All of lore.kernel.org
 help / color / mirror / Atom feed
From: "Nicholas A. Bellinger" <nab@linux-iscsi.org>
To: target-devel@vger.kernel.org
Subject: Re: [PATCH 05/17] target/core: Make sure that target_wait_for_sess_cmds() waits long enough
Date: Sun, 07 Oct 2018 03:28:34 +0000	[thread overview]
Message-ID: <1538882914.14891.2.camel@haakon3.daterainc.com> (raw)
In-Reply-To: <20180917213554.987-6-bvanassche@acm.org>

On Mon, 2018-09-17 at 14:35 -0700, Bart Van Assche wrote:
> A session must only be released after all code that accesses the session
> structure has finished. Make sure that this is the case by introducing a
> new command counter per session that is only decremented after the
> .release_cmd() callback has finished.
> 
> Signed-off-by: Bart Van Assche <bvanassche@acm.org>
> Cc: Nicholas Bellinger <nab@linux-iscsi.org>
> Cc: Mike Christie <mchristi@redhat.com>
> Cc: Christoph Hellwig <hch@lst.de>
> Cc: Hannes Reinecke <hare@suse.de>
> ---
>  drivers/target/target_core_transport.c | 27 +++++++++++++++++---------
>  include/target/target_core_base.h      |  1 +
>  2 files changed, 19 insertions(+), 9 deletions(-)
> 

Per HCH's earlier comment.  Is this required to fix a regression
introduced by commit 00d909a107 in mainline..?  Is it SRPT specific..?
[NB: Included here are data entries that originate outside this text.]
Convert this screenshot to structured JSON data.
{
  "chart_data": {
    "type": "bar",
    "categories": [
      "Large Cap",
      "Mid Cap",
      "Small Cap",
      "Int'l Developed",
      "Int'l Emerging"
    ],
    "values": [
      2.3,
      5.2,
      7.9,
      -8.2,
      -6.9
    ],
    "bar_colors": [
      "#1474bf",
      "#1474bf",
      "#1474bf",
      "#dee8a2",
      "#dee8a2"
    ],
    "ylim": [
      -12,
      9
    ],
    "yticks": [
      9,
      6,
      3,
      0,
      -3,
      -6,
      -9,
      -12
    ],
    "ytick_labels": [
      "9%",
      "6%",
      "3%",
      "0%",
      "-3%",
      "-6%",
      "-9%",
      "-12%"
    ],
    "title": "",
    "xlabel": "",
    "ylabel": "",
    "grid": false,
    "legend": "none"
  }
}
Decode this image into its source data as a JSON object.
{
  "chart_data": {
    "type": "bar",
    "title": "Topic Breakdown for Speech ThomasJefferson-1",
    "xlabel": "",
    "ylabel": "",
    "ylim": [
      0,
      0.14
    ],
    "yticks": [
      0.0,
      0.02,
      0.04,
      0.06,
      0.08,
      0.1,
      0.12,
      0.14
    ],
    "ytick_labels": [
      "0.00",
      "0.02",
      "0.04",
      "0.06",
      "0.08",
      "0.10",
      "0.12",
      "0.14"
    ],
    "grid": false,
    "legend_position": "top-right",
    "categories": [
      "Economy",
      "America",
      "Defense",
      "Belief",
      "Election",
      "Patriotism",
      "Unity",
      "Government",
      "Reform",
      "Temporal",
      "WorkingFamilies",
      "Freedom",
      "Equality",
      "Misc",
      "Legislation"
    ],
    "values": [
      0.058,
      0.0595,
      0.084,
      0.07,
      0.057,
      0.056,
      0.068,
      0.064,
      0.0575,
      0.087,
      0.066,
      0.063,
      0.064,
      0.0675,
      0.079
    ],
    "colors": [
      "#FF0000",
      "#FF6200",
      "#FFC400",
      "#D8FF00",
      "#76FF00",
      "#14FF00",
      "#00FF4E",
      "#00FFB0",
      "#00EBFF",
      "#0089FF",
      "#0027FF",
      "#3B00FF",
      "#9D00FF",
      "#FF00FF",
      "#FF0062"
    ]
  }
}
Btw, I'm not completely against moving to a se_sess percpu_ref for
tracking se_cmd association to a session for the purposes of active I/O
shutdown.  However, inter-mixing it with existing se_sess->sess_cmd_lock
+ se_sess->sess_cmd_list for the single benefit of dropping
->sess_cmd_lock during non fast-path code in target_wait_for_sess_cmd()
doesn't really make sense.

That said, what would be better is utilize a new se_sess percpu_ref that
eliminates se_sess->sess_cmd_lock + se_sess->sess_cmd_list all-together!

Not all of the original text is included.